Where are the songs of Spring? Ay, where are they?
Think not of them, thou hast thy music too,---
While barred clouds bloom the soft-dying day,
And touch the stubble-plains with rosy hue;
Then in a wailful choir, the small gnats mourn
Among the river sallows, borne aloft
Or sinking as the light wind lives or dies;
And full-grown lambs loud bleat from hilly bourn;
Hedge-crickets sing; and now with treble soft
The redbreast whistles from a garden-croft,
And gathering swallows twitter in the skies.
There's the poem; though Keats is such an amazing writer, I'm sure most of you have read this already. I have been assigned to write on a poem of my choice and this is the one I chose. Rather than write simply on the imagery of the poem and how it appeals to the basic senses, I decieded to try something different. Though now I am having a bit of trouble.
I am suggesting that Keats is using nature to reflect our lives.
The first stanza seems to express the coming of age. It contains words like 'maturing' and describes how things are 'load[ed] and bless[ed] - possibly the qualities ppl will be given. The swelling of the gourd seems to refer to pregnancy, and the ability (at that age) to reproduce. Read on in that context, and I'm sure you will be able to see how this could relate.
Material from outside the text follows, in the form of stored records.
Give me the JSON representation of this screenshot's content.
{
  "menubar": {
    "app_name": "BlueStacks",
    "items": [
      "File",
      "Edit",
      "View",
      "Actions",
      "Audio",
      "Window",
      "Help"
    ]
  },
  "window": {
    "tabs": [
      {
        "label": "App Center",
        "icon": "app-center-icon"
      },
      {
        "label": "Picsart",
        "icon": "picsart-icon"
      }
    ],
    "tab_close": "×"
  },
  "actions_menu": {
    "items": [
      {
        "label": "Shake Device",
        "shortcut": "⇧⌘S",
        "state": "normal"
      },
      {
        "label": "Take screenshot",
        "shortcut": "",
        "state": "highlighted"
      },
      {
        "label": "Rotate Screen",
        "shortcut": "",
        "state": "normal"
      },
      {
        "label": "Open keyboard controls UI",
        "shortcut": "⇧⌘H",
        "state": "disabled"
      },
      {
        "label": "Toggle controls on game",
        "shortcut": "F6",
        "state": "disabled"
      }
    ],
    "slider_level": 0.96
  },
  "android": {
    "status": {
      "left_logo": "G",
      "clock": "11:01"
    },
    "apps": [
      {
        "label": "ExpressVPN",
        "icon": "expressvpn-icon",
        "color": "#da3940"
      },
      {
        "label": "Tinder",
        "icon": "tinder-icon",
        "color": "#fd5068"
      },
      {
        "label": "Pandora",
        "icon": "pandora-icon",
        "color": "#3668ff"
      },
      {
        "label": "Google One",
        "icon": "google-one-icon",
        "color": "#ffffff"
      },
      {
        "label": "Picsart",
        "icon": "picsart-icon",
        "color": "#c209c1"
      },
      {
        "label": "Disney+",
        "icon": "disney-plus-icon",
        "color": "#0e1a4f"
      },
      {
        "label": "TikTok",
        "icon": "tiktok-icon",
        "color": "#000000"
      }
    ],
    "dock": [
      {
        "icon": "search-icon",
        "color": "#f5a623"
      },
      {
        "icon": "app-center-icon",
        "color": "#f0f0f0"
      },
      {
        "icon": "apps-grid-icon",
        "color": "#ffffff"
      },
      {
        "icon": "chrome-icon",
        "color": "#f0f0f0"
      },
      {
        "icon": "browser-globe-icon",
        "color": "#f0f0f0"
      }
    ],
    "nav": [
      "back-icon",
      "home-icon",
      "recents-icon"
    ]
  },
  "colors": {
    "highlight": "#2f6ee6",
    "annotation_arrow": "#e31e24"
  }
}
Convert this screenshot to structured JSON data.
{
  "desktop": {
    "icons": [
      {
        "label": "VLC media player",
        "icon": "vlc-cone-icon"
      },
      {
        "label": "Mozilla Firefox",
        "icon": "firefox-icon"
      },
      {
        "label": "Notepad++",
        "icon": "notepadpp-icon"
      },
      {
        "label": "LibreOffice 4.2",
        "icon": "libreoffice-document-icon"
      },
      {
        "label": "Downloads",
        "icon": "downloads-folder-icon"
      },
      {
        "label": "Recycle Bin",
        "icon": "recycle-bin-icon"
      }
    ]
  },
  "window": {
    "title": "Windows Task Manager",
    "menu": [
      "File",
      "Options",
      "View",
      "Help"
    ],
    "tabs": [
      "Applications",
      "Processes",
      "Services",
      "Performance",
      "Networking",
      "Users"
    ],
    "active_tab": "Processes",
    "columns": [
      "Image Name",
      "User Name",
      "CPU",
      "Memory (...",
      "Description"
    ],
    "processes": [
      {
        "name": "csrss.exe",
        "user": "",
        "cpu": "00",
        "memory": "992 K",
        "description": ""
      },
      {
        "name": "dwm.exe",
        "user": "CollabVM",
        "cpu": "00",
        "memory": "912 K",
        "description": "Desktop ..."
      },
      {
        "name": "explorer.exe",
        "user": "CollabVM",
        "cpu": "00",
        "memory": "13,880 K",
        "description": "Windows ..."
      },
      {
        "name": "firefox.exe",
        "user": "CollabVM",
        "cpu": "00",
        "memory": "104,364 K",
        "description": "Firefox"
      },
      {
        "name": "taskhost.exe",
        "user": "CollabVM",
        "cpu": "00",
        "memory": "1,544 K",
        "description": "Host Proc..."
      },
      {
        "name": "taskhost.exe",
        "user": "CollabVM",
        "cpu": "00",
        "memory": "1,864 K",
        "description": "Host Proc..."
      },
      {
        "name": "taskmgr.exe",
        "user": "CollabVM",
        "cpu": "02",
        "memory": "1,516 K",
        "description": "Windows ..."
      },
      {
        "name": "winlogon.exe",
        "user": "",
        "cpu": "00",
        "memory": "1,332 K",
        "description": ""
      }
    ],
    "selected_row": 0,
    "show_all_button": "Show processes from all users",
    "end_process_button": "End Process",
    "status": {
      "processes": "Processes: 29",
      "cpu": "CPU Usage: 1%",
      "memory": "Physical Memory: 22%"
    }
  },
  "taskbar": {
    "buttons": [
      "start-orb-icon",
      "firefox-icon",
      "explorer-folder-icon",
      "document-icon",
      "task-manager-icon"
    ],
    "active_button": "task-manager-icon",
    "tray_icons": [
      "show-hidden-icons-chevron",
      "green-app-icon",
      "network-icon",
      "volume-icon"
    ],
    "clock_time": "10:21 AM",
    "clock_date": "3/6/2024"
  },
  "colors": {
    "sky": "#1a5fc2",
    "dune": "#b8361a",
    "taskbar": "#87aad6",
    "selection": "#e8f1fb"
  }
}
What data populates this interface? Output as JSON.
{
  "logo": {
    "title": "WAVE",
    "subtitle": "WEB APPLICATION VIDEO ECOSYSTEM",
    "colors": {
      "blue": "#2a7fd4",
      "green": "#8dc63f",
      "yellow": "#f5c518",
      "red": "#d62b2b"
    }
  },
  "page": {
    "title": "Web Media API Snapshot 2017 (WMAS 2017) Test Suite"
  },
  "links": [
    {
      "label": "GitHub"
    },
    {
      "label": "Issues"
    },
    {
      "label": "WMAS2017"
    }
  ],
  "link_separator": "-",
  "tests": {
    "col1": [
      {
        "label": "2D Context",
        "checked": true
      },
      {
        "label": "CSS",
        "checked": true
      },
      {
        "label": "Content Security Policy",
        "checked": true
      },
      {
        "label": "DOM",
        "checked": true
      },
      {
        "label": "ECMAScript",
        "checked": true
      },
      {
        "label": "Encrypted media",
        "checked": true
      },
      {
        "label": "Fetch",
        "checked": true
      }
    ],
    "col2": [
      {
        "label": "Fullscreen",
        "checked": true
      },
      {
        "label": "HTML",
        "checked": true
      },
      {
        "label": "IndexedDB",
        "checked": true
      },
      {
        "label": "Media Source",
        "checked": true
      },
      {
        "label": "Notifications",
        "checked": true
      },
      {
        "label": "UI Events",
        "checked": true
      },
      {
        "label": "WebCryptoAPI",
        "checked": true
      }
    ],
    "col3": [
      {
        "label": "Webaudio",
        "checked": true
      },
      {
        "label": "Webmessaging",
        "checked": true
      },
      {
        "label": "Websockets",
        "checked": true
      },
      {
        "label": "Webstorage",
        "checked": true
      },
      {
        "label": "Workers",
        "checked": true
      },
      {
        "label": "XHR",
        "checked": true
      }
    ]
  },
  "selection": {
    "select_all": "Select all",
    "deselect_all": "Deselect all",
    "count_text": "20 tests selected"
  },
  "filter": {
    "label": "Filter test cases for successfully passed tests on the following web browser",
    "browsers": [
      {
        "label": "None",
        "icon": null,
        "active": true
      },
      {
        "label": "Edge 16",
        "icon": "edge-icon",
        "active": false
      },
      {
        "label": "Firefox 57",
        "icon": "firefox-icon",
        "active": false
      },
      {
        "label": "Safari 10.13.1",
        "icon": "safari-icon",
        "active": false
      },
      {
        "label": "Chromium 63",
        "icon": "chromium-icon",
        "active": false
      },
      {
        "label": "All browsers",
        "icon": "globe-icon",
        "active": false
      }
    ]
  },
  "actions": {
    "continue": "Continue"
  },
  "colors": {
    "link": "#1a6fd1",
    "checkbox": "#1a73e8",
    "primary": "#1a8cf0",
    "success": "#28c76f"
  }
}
The 3rd stanza seems to speak of death. There is a repetition of the word death and it speaks of animals as matured. (Possibly reflecting our elderly age) This idea is further re-enforced by the 'mourning' of the animals (eg. those we love when we die) However, death is presented as beautiful and natural- not something to be feared.
Now, my problems.
The 2nd stanza is a big one. Obviously there is a general idea of staticness and docility. Everything seems to be in a state of suspension. This would have to reflect the middle years of our life. (Is the only purpose of this stanza then to tell humanity to slow down and appritate those years?)
Finally, the two symbols: the wind (once gently lifting a persons hair, and then next, living or dying) and the image of a river of some sort are repeated. What do these signify?
I don't know if I am completely off here, but if anyone has any input to further my discussion on this poem, it would be greatly appreciated.
I am terribly sorry for the grammatical mess this must be. I'm in a tad of a hurry.
Thank you again to everyone who responds.